Novas regras sobre as perícias judiciais. Sobre as perícias judiciais, é razoável a nova disciplina que impõe ao perito o dever de contextualização e confronto das suas conclusões com a perícia administrativa. Perdeu-se, todavia, a oportunidade de impor, expressamente, peritos judiciais o dever de analisar as circunstâncias do periciando, como se tem feito na jurisdição previdenciária, pondo fim às perícias insuladas e infindáveis discussões que levam à imprestabilidade e à anulação de inúmeros laudos. Pena que para a perícia administrativa também não se fez recomendações. É aí que mora o problema e o perigo! Como as perícias administrativas estão sendo valorizadas e passam a ser um paradigma para a perícia judicial, precisam de maior rigorismo na sua elaboração. Continuando como hoje são feitas, muitas vezes a modo precário, não podem mesmo ser consideradas.

Advertência. O parágrafo primeiro do art. 129-A, ao exigir esforço de fundamentação apenas quando o perito judicial contraria as conclusões da perícia administrativa e nada referir sobre a perícia que a convalida, parece soar como um incentivo, um quase salvo-conduto para que os peritos apenas confirmem as perícias administrativas e suas, via de regra, respostas evasivas: sim, não, prejudicado etc.

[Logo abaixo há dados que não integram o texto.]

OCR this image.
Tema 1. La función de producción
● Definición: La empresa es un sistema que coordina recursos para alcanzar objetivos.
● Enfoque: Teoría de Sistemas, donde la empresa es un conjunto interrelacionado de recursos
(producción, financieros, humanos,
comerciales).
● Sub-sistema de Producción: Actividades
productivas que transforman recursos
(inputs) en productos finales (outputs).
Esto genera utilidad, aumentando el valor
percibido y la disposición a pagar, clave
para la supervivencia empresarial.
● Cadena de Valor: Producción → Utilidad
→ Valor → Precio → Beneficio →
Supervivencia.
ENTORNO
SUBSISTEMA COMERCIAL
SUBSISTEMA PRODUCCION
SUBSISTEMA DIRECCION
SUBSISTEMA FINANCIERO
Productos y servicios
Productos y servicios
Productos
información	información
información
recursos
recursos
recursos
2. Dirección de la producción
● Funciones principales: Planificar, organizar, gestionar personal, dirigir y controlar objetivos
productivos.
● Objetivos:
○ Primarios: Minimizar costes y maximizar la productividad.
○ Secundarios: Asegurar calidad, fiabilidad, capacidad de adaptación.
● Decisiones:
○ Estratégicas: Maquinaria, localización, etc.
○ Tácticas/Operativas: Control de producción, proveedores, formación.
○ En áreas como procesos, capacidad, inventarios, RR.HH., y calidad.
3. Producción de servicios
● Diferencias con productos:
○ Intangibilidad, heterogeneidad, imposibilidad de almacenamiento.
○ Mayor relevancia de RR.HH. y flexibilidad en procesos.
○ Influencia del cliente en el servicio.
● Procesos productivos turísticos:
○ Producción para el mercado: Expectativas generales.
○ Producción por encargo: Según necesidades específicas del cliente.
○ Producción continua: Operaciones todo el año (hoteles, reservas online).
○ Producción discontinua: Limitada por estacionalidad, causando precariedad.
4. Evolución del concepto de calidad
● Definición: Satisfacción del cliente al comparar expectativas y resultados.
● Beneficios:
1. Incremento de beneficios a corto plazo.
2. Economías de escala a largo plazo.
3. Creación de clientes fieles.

Uma maior valorização das perícias administrativas dependeria de incrementos de qualidade que permitissem mais confiabilidade, sobretudo no rigor técnico, na pesquisa mais aprofundada, na completude, na fundamentação e na imparcialidade, elementares que a prática judicial de longa data me permite dizer que nem sempre se pode encontrar. Merece muito cuidado a interpretação deste parágrafo, para que se preserve a isonomia e a paridade de armas. Parece evidente que para convalidar uma perícia administrativa não é suficiente a simples remissão ao seu conteúdo, nem fica dispensado o perito judicial de esgotar as possibilidades de diagnóstico e solicitar exames complementares. O confronto entre as perícias, seja para contraposição, seja para confirmação, supõe maior esforço de análise, pesquisa e fundamentação pelo perito judicial.

Pagamento de uma perícia apenas por processo. É preocupante uma possível leitura ainda mais restritiva da limitação ao pagamento de apenas uma perícia por processo, que já existia na lei alterada. É claro que a limitação é ao pagamento, não à realização de mais de uma perícia. Ocorre que se não for paga uma segunda perícia na forma preconizada na lei, teremos um problema no processo previdenciário, pois a grande maioria dos autores litiga sob o pálio da AJG. Quem pagará?

A realidade é sempre mais dinâmica do que o legislador imagina. Há um número imenso de situações em que se fazem necessárias duas e até mais de duas perícias. Por exemplo, se o perito descobre outras patologias incapacitantes fora do seu âmbito de especialização e conhecimento. Quando o segurado padecer de incapacidade decorrente de múltiplas patologias que demandem conhecimento especializado, estando entre estas uma doença psíquica, caso em que a jurisprudência não dispensa a especialização do médico perito. E assim por diante.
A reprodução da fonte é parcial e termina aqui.